Republican presidential candidate Senator Ted Cruz (R-TX) threatened last Thursday that he would fine the State Department in a week if it did not release the report - evidently the threat worked, as the report was released exactly a week later.

"That report was due by law on February 25. The Obama State Department simply ignored the law," said Cruz last Thursday. "It appears that both President Obama and Secretary of State (John) Kerry are trying to sweep under the rug Iran’s horrific human rights record because, presumably, acknowledging that fact would be inconvenient" for the nuclear talks.

He charged Obama with following a policy that appears to be: "surrender everything to the Iranian mullahs in a hope they will accede to a nuclear deal that only accelerates their acquiring nuclear weapons."

The State Department had claimed that the delay was caused by Kerry's intense travel schedule, which has not allowed him to present the report in person. Cruz criticized the response, saying, "it has been 115 days since the expiration of the statutory deadline. Secretary Kerry has not been on the road continuously for 115 days."

Aside from Iran and other similar regimes, the report also focused on abuses by non-state actors such as the Islamic State (ISIS) terrorist organization that keeps unleashing new horrific forms of execution, as well as Boko Haram in Africa that has frequently abducted young girls.

It also spoke about the role of technology both in fighting and committing human rights abuses, noting how Saudi Arab jailed bloggers with courts meant to combat terrorists.

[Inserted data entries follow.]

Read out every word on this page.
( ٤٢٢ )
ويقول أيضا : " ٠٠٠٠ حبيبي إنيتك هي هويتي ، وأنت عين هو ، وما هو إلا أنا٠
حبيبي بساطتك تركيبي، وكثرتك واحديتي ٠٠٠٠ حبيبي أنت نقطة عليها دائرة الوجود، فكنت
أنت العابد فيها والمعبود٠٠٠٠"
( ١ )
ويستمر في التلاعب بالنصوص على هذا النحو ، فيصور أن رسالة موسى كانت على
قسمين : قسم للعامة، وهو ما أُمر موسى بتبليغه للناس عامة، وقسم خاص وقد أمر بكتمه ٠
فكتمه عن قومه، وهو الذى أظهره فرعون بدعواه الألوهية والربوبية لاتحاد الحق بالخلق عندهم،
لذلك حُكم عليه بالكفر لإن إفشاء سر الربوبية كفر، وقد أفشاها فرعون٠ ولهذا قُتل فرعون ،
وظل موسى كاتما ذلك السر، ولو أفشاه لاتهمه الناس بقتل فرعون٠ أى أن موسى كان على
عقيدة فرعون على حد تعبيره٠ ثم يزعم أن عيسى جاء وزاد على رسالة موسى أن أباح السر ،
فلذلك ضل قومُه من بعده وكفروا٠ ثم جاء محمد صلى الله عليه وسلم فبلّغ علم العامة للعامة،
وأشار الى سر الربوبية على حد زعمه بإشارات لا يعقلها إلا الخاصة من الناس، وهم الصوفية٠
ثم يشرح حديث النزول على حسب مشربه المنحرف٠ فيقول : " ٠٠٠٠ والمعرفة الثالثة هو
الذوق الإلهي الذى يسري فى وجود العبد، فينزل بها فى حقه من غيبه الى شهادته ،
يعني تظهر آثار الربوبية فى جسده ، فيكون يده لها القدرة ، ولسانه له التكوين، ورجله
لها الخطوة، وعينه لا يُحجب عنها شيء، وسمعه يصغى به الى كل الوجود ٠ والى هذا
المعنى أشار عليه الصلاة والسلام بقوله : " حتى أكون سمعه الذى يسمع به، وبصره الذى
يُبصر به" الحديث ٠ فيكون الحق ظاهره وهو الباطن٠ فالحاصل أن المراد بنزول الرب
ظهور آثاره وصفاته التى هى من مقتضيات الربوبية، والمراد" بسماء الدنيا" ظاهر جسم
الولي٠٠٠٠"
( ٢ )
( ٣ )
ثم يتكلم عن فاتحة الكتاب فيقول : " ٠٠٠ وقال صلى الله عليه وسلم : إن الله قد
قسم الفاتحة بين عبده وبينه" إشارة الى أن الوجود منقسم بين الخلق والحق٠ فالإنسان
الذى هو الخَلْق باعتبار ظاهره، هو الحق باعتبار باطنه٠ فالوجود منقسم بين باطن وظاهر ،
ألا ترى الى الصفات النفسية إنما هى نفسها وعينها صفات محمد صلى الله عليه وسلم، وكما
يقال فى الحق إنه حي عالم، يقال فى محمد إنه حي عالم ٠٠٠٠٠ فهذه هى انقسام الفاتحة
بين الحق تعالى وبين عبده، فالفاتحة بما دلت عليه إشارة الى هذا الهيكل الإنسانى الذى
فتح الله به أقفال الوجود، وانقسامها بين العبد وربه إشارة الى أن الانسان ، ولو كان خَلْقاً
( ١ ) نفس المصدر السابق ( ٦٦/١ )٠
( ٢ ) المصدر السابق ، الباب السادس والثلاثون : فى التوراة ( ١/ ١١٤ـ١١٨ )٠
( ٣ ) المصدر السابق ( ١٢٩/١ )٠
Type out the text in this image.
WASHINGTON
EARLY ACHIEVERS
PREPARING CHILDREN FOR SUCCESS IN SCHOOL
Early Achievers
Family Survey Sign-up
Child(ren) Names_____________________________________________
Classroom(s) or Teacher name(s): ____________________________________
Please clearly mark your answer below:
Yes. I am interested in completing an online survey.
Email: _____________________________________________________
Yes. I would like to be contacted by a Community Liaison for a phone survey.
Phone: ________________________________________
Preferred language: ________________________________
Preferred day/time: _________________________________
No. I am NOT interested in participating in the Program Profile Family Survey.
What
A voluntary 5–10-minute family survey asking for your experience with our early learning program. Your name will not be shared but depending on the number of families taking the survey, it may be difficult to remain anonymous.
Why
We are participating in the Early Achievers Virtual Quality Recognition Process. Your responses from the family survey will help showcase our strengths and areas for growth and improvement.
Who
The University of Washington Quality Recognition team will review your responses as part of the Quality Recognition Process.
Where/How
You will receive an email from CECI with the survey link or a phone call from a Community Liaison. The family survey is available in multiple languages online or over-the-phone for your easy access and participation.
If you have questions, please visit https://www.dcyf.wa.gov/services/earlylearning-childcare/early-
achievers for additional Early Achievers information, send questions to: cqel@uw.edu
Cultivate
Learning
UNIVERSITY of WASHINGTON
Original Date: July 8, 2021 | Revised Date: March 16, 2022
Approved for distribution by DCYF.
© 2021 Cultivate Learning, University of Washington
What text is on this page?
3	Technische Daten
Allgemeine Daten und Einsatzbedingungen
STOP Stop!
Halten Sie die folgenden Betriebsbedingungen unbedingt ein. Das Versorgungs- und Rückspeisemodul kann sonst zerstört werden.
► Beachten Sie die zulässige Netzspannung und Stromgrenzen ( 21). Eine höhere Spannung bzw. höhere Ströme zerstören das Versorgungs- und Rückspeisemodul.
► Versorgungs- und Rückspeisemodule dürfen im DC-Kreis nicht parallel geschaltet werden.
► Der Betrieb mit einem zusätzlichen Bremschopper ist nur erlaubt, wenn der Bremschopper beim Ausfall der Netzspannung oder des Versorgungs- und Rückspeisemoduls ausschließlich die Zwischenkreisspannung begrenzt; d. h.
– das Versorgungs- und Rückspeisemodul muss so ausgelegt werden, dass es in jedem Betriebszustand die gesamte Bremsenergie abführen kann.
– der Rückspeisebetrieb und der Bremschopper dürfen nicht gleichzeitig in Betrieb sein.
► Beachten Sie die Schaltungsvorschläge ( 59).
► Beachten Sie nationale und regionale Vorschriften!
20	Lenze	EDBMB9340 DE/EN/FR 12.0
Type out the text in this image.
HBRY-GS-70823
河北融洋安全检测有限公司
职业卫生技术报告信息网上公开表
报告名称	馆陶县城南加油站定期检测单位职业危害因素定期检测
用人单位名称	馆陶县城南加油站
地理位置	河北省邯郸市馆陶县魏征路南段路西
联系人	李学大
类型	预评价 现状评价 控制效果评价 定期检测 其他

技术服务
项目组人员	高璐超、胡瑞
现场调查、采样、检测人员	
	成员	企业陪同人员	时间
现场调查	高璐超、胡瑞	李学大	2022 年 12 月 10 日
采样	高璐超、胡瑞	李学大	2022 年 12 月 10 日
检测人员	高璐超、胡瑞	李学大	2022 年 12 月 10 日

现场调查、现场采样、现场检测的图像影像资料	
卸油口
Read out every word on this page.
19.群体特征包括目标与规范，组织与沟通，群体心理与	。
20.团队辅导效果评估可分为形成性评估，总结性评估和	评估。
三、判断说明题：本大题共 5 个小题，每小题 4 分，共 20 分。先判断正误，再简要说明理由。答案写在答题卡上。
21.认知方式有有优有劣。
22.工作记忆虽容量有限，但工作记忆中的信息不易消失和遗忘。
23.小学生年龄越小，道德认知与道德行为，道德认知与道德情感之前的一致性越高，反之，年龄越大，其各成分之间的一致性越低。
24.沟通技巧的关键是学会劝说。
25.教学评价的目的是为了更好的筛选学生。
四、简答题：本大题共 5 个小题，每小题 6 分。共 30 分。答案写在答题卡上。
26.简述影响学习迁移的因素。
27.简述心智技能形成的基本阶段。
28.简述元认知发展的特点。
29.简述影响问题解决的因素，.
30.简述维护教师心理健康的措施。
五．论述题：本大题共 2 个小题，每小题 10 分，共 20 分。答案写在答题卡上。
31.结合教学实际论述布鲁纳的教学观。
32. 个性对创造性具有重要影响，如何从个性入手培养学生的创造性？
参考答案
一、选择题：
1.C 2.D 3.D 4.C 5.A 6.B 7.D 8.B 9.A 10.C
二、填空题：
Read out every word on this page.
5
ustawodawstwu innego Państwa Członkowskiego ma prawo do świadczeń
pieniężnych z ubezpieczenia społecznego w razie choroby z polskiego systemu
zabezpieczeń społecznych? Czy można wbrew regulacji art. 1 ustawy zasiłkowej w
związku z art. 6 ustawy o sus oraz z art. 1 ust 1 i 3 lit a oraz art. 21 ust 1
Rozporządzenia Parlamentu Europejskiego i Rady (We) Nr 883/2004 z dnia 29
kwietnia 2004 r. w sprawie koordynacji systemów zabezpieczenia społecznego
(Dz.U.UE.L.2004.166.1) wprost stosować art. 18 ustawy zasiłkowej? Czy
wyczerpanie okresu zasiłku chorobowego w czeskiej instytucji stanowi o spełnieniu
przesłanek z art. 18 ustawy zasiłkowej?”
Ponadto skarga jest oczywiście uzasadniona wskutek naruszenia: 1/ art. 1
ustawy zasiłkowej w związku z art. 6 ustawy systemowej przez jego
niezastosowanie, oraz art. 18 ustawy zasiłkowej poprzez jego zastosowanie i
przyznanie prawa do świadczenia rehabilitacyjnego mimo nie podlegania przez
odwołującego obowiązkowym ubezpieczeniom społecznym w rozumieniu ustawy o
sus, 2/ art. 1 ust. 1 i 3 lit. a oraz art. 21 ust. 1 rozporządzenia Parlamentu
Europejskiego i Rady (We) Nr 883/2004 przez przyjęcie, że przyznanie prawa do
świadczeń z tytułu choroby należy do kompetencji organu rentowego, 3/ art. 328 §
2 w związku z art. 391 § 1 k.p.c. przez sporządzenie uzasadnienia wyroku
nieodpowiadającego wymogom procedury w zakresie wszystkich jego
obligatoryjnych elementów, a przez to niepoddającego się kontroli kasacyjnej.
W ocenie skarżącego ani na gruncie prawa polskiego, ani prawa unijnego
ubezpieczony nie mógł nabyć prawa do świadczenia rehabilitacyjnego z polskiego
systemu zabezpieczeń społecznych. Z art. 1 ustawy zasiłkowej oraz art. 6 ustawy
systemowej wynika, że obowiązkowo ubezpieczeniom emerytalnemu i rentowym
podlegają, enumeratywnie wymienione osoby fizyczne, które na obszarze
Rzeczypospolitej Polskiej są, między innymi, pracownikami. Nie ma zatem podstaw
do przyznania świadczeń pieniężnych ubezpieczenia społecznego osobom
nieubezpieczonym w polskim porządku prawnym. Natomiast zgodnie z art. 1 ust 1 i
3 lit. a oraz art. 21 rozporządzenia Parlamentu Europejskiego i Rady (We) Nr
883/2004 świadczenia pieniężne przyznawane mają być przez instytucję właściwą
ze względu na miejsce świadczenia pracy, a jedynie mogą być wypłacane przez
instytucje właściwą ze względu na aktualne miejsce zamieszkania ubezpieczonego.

A senior State Department official told the Washington Post on condition of anonymity that the report emphasizes how the US is having to join forces with governments that commit human rights abuses in combating ISIS, making a not-so-subtle reference to Iran which has been playing a key role in backing the fight against ISIS in Iraq in parallel to the US efforts there.

“Going after ISIL in particular, we have to partner with a number of countries that have problematic human rights records," the official said, using another acronym for ISIS. "We want to be clear that this is not intended as Global War on Terror 2.0. We have learned the lessons of the past, and we want to do this in a balanced way.”